Les nouveaux développements

CGI retire maintenant près de la moitié de ses revenus annuels de 4,2 G $ (revenus prévus de 2012) aux États-Unis. Plus de la moitié des revenus américains proviennent du secteur public ; le gouvernement fédéral, les États et les grosses municipalités telles New York et Washington.

Les problèmes budgétaires du gouvernement fédéral et des États américains ne constituent pas une menace pour Michael Roach et CGI mais bien plutôt une opportunité de croissance, selon lui.

« Aux États-Unis, le gouvernement central et les États cherchent à retrouver à tout prix l'équilibre budgétaire et les technologies de l'information sont un outil indispensable pour atteindre ces objectifs », fait valoir Michael Roach.

Ainsi, l'an dernier, CGI a mis au point un logiciel de recouvrement d'impôts impayés qui a permis à l'État de Californie de récupérer plus de 520 M $ d'impôts qui flottaient.

C'est un autre programme informatique de CGI qui a permis au gouvernement Obama de suivre à la trace les 787 milliards de fonds de stimulation économique qui ont été débloqués pour faire face à la dernière récession. Les technologies de l'information sont donc devenues un outil essentiel à la gestion budgétaire des organisations gouvernementales américaines.

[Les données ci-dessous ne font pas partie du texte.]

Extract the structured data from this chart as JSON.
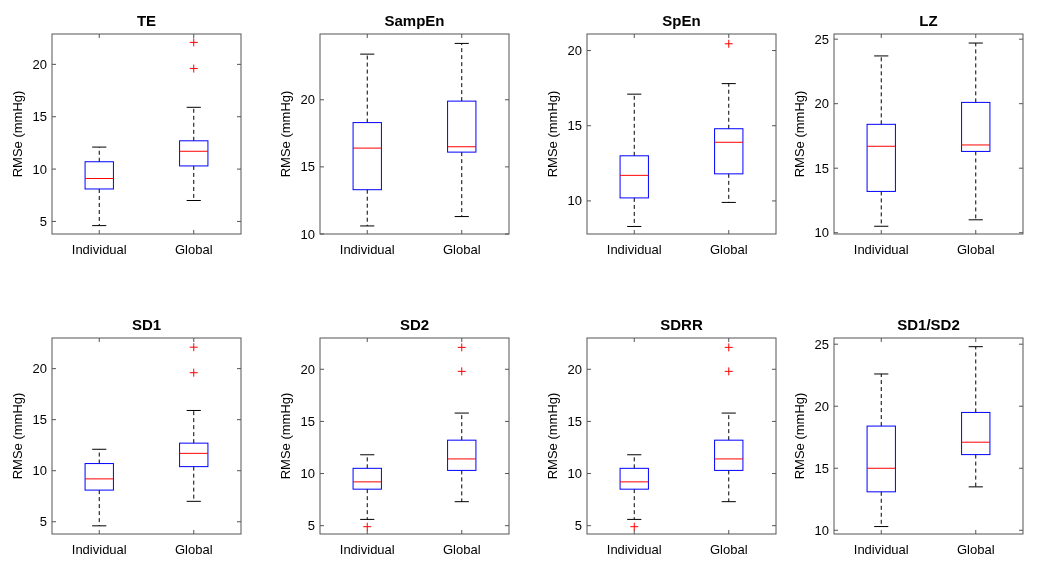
{
  "chart_data": [
    {
      "type": "box",
      "title": "TE",
      "ylabel": "RMSe (mmHg)",
      "categories": [
        "Individual",
        "Global"
      ],
      "color": "#0000ff",
      "ylim": [
        3.8,
        22.9
      ],
      "yticks": [
        5,
        10,
        15,
        20
      ],
      "boxes": [
        {
          "low": 4.6,
          "q1": 8.1,
          "median": 9.1,
          "q3": 10.7,
          "high": 12.1
        },
        {
          "low": 7.0,
          "q1": 10.3,
          "median": 11.7,
          "q3": 12.7,
          "high": 15.9,
          "outliers": [
            22.1,
            19.6
          ]
        }
      ]
    },
    {
      "type": "box",
      "title": "SampEn",
      "ylabel": "RMSe (mmHg)",
      "categories": [
        "Individual",
        "Global"
      ],
      "color": "#0000ff",
      "ylim": [
        10,
        24.9
      ],
      "yticks": [
        10,
        15,
        20
      ],
      "boxes": [
        {
          "low": 10.6,
          "q1": 13.3,
          "median": 16.4,
          "q3": 18.3,
          "high": 23.4
        },
        {
          "low": 11.3,
          "q1": 16.1,
          "median": 16.5,
          "q3": 19.9,
          "high": 24.2
        }
      ]
    },
    {
      "type": "box",
      "title": "SpEn",
      "ylabel": "RMSe (mmHg)",
      "categories": [
        "Individual",
        "Global"
      ],
      "color": "#0000ff",
      "ylim": [
        7.8,
        21.1
      ],
      "yticks": [
        10,
        15,
        20
      ],
      "boxes": [
        {
          "low": 8.3,
          "q1": 10.2,
          "median": 11.7,
          "q3": 13.0,
          "high": 17.1
        },
        {
          "low": 9.9,
          "q1": 11.8,
          "median": 13.9,
          "q3": 14.8,
          "high": 17.8,
          "outliers": [
            20.45
          ]
        }
      ]
    },
    {
      "type": "box",
      "title": "LZ",
      "ylabel": "RMSe (mmHg)",
      "categories": [
        "Individual",
        "Global"
      ],
      "color": "#0000ff",
      "ylim": [
        9.9,
        25.4
      ],
      "yticks": [
        10,
        15,
        20,
        25
      ],
      "boxes": [
        {
          "low": 10.5,
          "q1": 13.2,
          "median": 16.7,
          "q3": 18.4,
          "high": 23.7
        },
        {
          "low": 11.0,
          "q1": 16.3,
          "median": 16.8,
          "q3": 20.1,
          "high": 24.7
        }
      ]
    },
    {
      "type": "box",
      "title": "SD1",
      "ylabel": "RMSe (mmHg)",
      "categories": [
        "Individual",
        "Global"
      ],
      "color": "#0000ff",
      "ylim": [
        3.8,
        23.0
      ],
      "yticks": [
        5,
        10,
        15,
        20
      ],
      "boxes": [
        {
          "low": 4.6,
          "q1": 8.1,
          "median": 9.2,
          "q3": 10.7,
          "high": 12.1
        },
        {
          "low": 7.0,
          "q1": 10.4,
          "median": 11.7,
          "q3": 12.7,
          "high": 15.9,
          "outliers": [
            22.1,
            19.6
          ]
        }
      ]
    },
    {
      "type": "box",
      "title": "SD2",
      "ylabel": "RMSe (mmHg)",
      "categories": [
        "Individual",
        "Global"
      ],
      "color": "#0000ff",
      "ylim": [
        4.2,
        23.0
      ],
      "yticks": [
        5,
        10,
        15,
        20
      ],
      "boxes": [
        {
          "low": 5.6,
          "q1": 8.5,
          "median": 9.2,
          "q3": 10.5,
          "high": 11.8,
          "outliers": [
            4.9
          ]
        },
        {
          "low": 7.3,
          "q1": 10.3,
          "median": 11.4,
          "q3": 13.2,
          "high": 15.8,
          "outliers": [
            22.1,
            19.8
          ]
        }
      ]
    },
    {
      "type": "box",
      "title": "SDRR",
      "ylabel": "RMSe (mmHg)",
      "categories": [
        "Individual",
        "Global"
      ],
      "color": "#0000ff",
      "ylim": [
        4.2,
        23.0
      ],
      "yticks": [
        5,
        10,
        15,
        20
      ],
      "boxes": [
        {
          "low": 5.6,
          "q1": 8.5,
          "median": 9.2,
          "q3": 10.5,
          "high": 11.8,
          "outliers": [
            4.9
          ]
        },
        {
          "low": 7.3,
          "q1": 10.3,
          "median": 11.4,
          "q3": 13.2,
          "high": 15.8,
          "outliers": [
            22.1,
            19.8
          ]
        }
      ]
    },
    {
      "type": "box",
      "title": "SD1/SD2",
      "ylabel": "RMSe (mmHg)",
      "categories": [
        "Individual",
        "Global"
      ],
      "color": "#0000ff",
      "ylim": [
        9.7,
        25.5
      ],
      "yticks": [
        10,
        15,
        20,
        25
      ],
      "boxes": [
        {
          "low": 10.3,
          "q1": 13.1,
          "median": 15.0,
          "q3": 18.4,
          "high": 22.6
        },
        {
          "low": 13.5,
          "q1": 16.1,
          "median": 17.1,
          "q3": 19.5,
          "high": 24.8
        }
      ]
    }
  ]
}
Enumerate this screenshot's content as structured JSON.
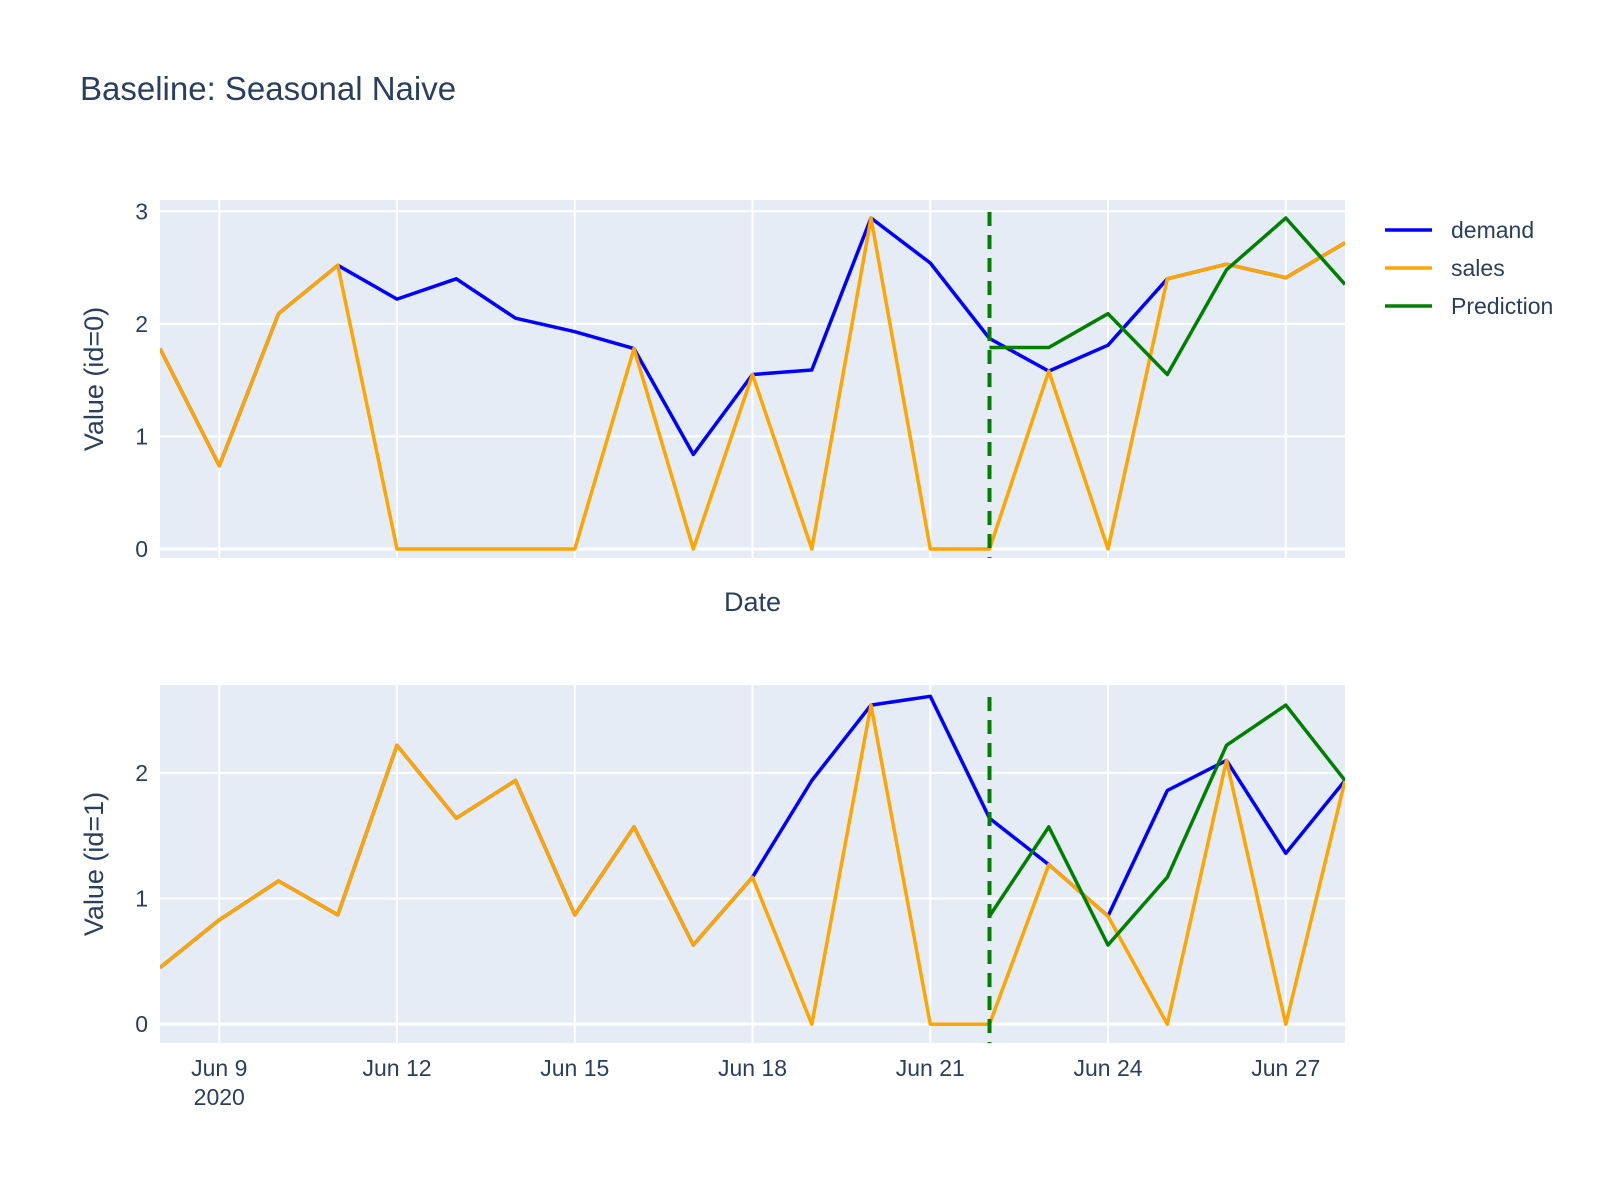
{
  "chart_data": {
    "type": "line",
    "title": "Baseline: Seasonal Naive",
    "x_dates": [
      "2020-06-08",
      "2020-06-09",
      "2020-06-10",
      "2020-06-11",
      "2020-06-12",
      "2020-06-13",
      "2020-06-14",
      "2020-06-15",
      "2020-06-16",
      "2020-06-17",
      "2020-06-18",
      "2020-06-19",
      "2020-06-20",
      "2020-06-21",
      "2020-06-22",
      "2020-06-23",
      "2020-06-24",
      "2020-06-25",
      "2020-06-26",
      "2020-06-27",
      "2020-06-28"
    ],
    "xlim": [
      "2020-06-08",
      "2020-06-28"
    ],
    "xtick_dates": [
      "2020-06-09",
      "2020-06-12",
      "2020-06-15",
      "2020-06-18",
      "2020-06-21",
      "2020-06-24",
      "2020-06-27"
    ],
    "xtick_labels": [
      "Jun 9",
      "Jun 12",
      "Jun 15",
      "Jun 18",
      "Jun 21",
      "Jun 24",
      "Jun 27"
    ],
    "xtick_year_label": "2020",
    "forecast_start": "2020-06-22",
    "legend": {
      "position": "top-right",
      "entries": [
        "demand",
        "sales",
        "Prediction"
      ]
    },
    "colors": {
      "demand": "#0000ff",
      "sales": "#ffa500",
      "Prediction": "#008000",
      "plot_bg": "#e5ecf6",
      "grid": "#ffffff"
    },
    "subplots": [
      {
        "ylabel": "Value (id=0)",
        "xlabel": "Date",
        "ylim": [
          -0.08,
          3.1
        ],
        "yticks": [
          0,
          1,
          2,
          3
        ],
        "show_x_ticks": false,
        "series": [
          {
            "name": "demand",
            "values": [
              1.78,
              0.74,
              2.09,
              2.52,
              2.22,
              2.4,
              2.05,
              1.93,
              1.78,
              0.84,
              1.55,
              1.59,
              2.94,
              2.54,
              1.87,
              1.58,
              1.81,
              2.4,
              2.53,
              2.41,
              2.72
            ]
          },
          {
            "name": "sales",
            "values": [
              1.78,
              0.74,
              2.09,
              2.52,
              0,
              0,
              0,
              0,
              1.78,
              0,
              1.55,
              0,
              2.94,
              0,
              0,
              1.58,
              0,
              2.4,
              2.53,
              2.41,
              2.72
            ]
          },
          {
            "name": "Prediction",
            "start_index": 14,
            "values": [
              1.79,
              1.79,
              2.09,
              1.55,
              2.48,
              2.94,
              2.35
            ]
          }
        ]
      },
      {
        "ylabel": "Value (id=1)",
        "xlabel": "",
        "ylim": [
          -0.15,
          2.7
        ],
        "yticks": [
          0,
          1,
          2
        ],
        "show_x_ticks": true,
        "series": [
          {
            "name": "demand",
            "values": [
              0.45,
              0.83,
              1.14,
              0.87,
              2.22,
              1.64,
              1.94,
              0.87,
              1.57,
              0.63,
              1.17,
              1.94,
              2.54,
              2.61,
              1.64,
              1.27,
              0.86,
              1.86,
              2.1,
              1.36,
              1.94
            ]
          },
          {
            "name": "sales",
            "values": [
              0.45,
              0.83,
              1.14,
              0.87,
              2.22,
              1.64,
              1.94,
              0.87,
              1.57,
              0.63,
              1.17,
              0,
              2.54,
              0,
              0,
              1.27,
              0.86,
              0,
              2.1,
              0,
              1.94
            ]
          },
          {
            "name": "Prediction",
            "start_index": 14,
            "values": [
              0.86,
              1.57,
              0.63,
              1.17,
              2.22,
              2.54,
              1.94
            ]
          }
        ]
      }
    ]
  }
}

Il n'en reste pas moins que Michael Roach a été éprouvé cet été lorsque le Congrès américain a forcé le gel de toutes initiatives de dépenses durant la crise autour du déplafonnement de la dette des États-Unis. Quelque 150 contrats du gouvernement américain sur lesquels CGI avait soumissionné - totalisant 1,5 milliard de dollars - ont été gelés durant de longs mois.

« La situation s'est rétablie avec l'entente du 2 août. La moitié des contrats ont été accordés et on a été retenu sur la moitié d'entre eux », explique avec soulagement le PDG. Selon lui, CGI devrait obtenir l'autre moitié des contrats qui restent à être octroyés.

Au moment de notre rencontre, Michael Roach venait de terminer une des sept vidéoconférences que la haute direction de CGI organise une fois par année pour ses 31 000 employés disséminés à travers le monde.

« C'est leur assemblée annuelle qu'on organise spécialement pour eux. Plus de 90 % de nos employés sont actionnaires de la compagnie. Ça fait partie de la philosophie qu'a implantée Serge Godin. Des employés-propriétaires ont beaucoup plus à coeur l'avenir de leur entreprise.

« On n'a pas de fonds de pension chez CGI mais on donne une action du Groupe pour chaque action qu'un employé achète. Depuis 2006, l'action s'est appréciée de 225 %. C'est une excellente motivation pour tout le monde », observe avec satisfaction le PDG.